Une nouveauté qui va sans doute laisser son empreinte dans la vie universitaire est la mise sur pied d'une procédure d'évaluation des enseignements et des instituts. Procédure qui est devenue incontournable en période de restrictions budgétaires. Il est par ailleurs salutaire de devoir de temps en temps se remettre en question, s'interroger sur le travail que l'on fait; l'évaluation permettra de canaliser et structurer cette mise en question. Je crois toutefois qu'une certaine prudence est opportune, quand on entend les échos qui nous viennent de certains pays où l'évaluation s'est révélée une sorte de compétition plus ou moins sportive, un hit-parade des enseignants, avec toutes les conséquences que l'on peut facilement imaginer pour ce qui est des relations personnelles à l'intérieur des facultés. Il nous arrive souvent, en Suisse, de mettre en pratique avec un certain retard les expériences faites dans d'autres pays, quelquefois au moment même où ailleurs on commence à prendre les distances (songeons par exemple à certains aspects de l'enseignement secondaire). Ce retard pourrait se révéler un avantage s'il nous permettait de faire ces expériences d'une façon critique, de séparer le son de la farine, en profitant des erreurs et des exagérations faites par les autres.
Cela peut paraître plus facile à dire qu'à faire. En effet, le président du Sénat a, dans un certain sens, un rôle privilégié: il est à la tête de l'autorité supérieure de l'université, mais cela ne comporte pas pour lui l'exercice périlleux du pouvoir. Il peut donc s'adonner de bon coeur aux critiques et surtout aux mises en garde, introduire une pincée de scepticisme, sans devoir apporter la preuve qu'il sait mieux faire. Il peut jouer le rôle du fou du roi, un rôle qui n'est pas pour me déplaire et dont j'espère qu'il aura quelque utilité; ou, si vous préférez des métaphores plus illustres, il joue le rôle d'Antigone, qui peut affirmer des principes, tout en laissant au Rectorat le rôle de Créon, qui doit se préoccuper de la réalité et de la raison d'Etat.

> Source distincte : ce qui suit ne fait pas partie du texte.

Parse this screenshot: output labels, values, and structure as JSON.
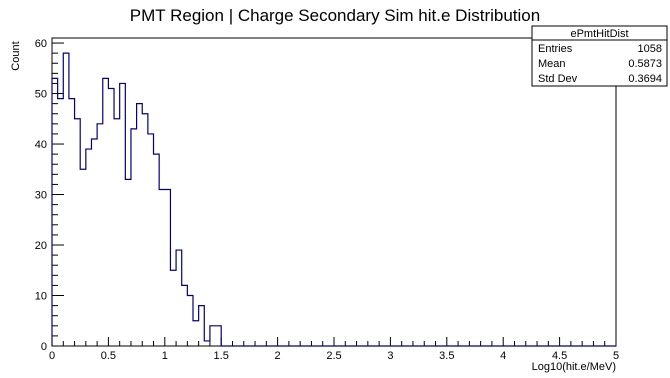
{
  "chart_data": {
    "type": "histogram",
    "title": "PMT Region | Charge Secondary Sim hit.e Distribution",
    "xlabel": "Log10(hit.e/MeV)",
    "ylabel": "Count",
    "xlim": [
      0,
      5
    ],
    "ylim": [
      0,
      61
    ],
    "bin_width": 0.05,
    "x_ticks": [
      "0",
      "0.5",
      "1",
      "1.5",
      "2",
      "2.5",
      "3",
      "3.5",
      "4",
      "4.5",
      "5"
    ],
    "y_ticks": [
      "0",
      "10",
      "20",
      "30",
      "40",
      "50",
      "60"
    ],
    "bins_start": 0,
    "counts": [
      53,
      49,
      58,
      49,
      45,
      35,
      39,
      41,
      44,
      53,
      51,
      45,
      52,
      33,
      43,
      48,
      46,
      42,
      38,
      31,
      31,
      15,
      19,
      12,
      10,
      5,
      8,
      1,
      4,
      4,
      0,
      0,
      0,
      0,
      0,
      0,
      0,
      0,
      0,
      0,
      0,
      0,
      0,
      0,
      0,
      0,
      0,
      0,
      0,
      0,
      0,
      0,
      0,
      0,
      0,
      0,
      0,
      0,
      0,
      0,
      0,
      0,
      0,
      0,
      0,
      0,
      0,
      0,
      0,
      0,
      0,
      0,
      0,
      0,
      0,
      0,
      0,
      0,
      0,
      0,
      0,
      0,
      0,
      0,
      0,
      0,
      0,
      0,
      0,
      0,
      0,
      0,
      0,
      0,
      0,
      0,
      0,
      0,
      0,
      0
    ],
    "stats_box": {
      "name": "ePmtHitDist",
      "rows": [
        {
          "label": "Entries",
          "value": "1058"
        },
        {
          "label": "Mean",
          "value": "0.5873"
        },
        {
          "label": "Std Dev",
          "value": "0.3694"
        }
      ]
    },
    "line_color": "#000080",
    "grid": false,
    "legend_position": "top-right"
  }
}
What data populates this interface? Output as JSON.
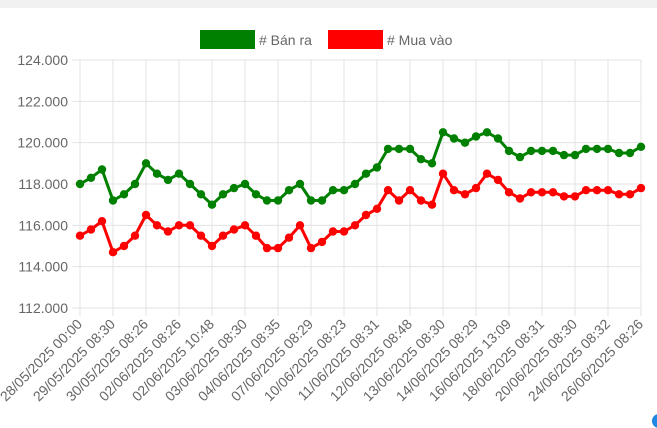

Laissez-moi donc jouer ce rôle aussi pour aborder mon dernier propos: un point que je ne peux pas ne pas évoquer dans ce bref bilan d'une année académique, le spectre qui nous hante tous; vous avez bien compris qu'il s'agit d'une opération à connotation floréale, source de préoccupations pour ceux qui pourraient en être les "victimes" aussi bien que pour ceux qui sont appelés à la mettre en uvre. J'ai déjà dit l'an dernier que nous ne pouvons pas en tant que citoyens refuser notre contribution aux mesures d'austérité. La difficulté consistera à établir des priorités judicieuses, pour que les restrictions nuisent le moins possible à l'enseignement et à la recherche (et il n'est pas superflu de rappeler que ces deux volets sont étroitement liés); le danger d'un déclassement de l'université est réel et ce ne serait pas seulement une perte de prestige: il rendrait nos licenciés et nos docteurs de moins en moins compétitifs. La fleur dont je parle est considérée comme un symbole de perfection et de pureté spirituelle; mais elle est aussi un symbole de fécondation, comme l'indique le mot grec d'où l'orchidée tire son nom: orchis, un mot que je ne me permettrais pas de traduire devant cette solennelle assemblée; espérons donc qu'elle favorise la fécondation de la relève intellectuelle et scientifique, plutôt que de l'entraver. C'est bien là le grand défi qu'il s'agira de relever dans l'intérêt de notre pays et des générations futures. Mais nous en sommes, bien sûr, tous conscients; j'arrêterai donc ici mon propos.